Electrochemical behavior of Ni-P-SiC composite coatings: Effect of heat treatment and SiC particle incorporation

This paper describes the effects of heat treatment and of SiC particle incorporation on the electrochemical behavior and physical structure of Ni-P (17at% P) composite coatings. The deposits were obtained by electrodeposition with various contents of SiC particles in the plating bath and heat treated at 420 degrees C. The physical structure was investigated by inductively coupled plasma atomic emission spectrometry (ICP-AES), X-ray diffraction (XRD), and scanning electron microscopy (SEM image analysis).
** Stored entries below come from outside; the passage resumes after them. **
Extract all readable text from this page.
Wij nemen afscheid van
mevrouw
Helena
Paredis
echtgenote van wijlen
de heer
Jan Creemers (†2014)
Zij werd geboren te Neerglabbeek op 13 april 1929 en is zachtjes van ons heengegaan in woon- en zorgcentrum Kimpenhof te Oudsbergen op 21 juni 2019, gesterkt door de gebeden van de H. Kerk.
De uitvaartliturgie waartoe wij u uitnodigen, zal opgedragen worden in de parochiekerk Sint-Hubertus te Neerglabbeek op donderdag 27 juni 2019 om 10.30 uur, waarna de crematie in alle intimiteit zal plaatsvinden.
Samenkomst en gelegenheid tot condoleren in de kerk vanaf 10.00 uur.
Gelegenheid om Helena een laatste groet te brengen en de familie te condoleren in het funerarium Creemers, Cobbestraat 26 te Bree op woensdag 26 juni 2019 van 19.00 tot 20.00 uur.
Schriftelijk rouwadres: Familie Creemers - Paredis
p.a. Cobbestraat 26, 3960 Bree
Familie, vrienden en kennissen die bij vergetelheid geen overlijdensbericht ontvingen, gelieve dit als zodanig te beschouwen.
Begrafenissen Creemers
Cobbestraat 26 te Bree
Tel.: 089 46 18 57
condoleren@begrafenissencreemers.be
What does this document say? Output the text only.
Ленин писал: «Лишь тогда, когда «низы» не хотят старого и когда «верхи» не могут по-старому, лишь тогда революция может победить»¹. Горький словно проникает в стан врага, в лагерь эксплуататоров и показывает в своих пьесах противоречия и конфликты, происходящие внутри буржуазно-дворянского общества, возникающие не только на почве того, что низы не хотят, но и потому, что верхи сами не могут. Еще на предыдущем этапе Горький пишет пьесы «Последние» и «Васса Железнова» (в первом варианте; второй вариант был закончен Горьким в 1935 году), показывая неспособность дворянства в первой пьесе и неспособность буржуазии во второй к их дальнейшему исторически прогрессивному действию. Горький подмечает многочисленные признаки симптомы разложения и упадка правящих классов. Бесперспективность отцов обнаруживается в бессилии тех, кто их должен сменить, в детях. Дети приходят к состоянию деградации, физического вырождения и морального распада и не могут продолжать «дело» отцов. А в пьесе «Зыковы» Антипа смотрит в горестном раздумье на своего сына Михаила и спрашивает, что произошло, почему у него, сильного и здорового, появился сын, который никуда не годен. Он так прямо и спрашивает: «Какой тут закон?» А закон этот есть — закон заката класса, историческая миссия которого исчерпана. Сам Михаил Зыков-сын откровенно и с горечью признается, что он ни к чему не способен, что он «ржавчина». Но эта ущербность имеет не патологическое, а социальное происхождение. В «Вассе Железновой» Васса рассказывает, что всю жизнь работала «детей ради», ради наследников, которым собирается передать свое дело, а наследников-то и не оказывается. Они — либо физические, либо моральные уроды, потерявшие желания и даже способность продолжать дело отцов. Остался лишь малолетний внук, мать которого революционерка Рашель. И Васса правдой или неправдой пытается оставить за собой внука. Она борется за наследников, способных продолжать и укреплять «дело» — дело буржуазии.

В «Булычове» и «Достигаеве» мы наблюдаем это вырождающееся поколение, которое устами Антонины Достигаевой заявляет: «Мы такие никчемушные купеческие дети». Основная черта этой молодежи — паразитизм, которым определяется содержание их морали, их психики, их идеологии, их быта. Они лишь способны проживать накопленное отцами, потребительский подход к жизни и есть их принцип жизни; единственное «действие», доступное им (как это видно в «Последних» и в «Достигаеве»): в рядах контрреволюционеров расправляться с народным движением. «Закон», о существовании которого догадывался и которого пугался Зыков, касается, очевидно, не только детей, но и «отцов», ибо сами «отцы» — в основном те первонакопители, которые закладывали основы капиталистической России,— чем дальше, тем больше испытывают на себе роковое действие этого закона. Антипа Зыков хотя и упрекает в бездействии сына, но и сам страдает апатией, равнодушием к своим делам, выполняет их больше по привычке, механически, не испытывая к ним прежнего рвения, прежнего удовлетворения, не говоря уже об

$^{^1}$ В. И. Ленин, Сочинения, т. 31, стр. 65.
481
The electrochemical behavior of the resultant composite coatings was determined by chronopotentiometry, electrochemical impedance spectroscopy, and potentiodynamic measurements in 0.6M NaCl solution at pH 6. Heat treatment showed a positive effect on the electrochemical behavior of Ni-P coatings, shifting the open circuit potential toward less active potentials. The incorporation of SiC particles inhibited pit nucleation on the Ni-P composite coating, with or without post-heat treatment. However, heat treatment in the Ni-P-SiC seemed to induce cracks in the metallic matrix, initiating at the SiC particles, possibly caused by the contraction in the metallic matrix. The cracked structure promoted localized corrosion, while coatings without heat treatment resulted in a general and uniform corrosion.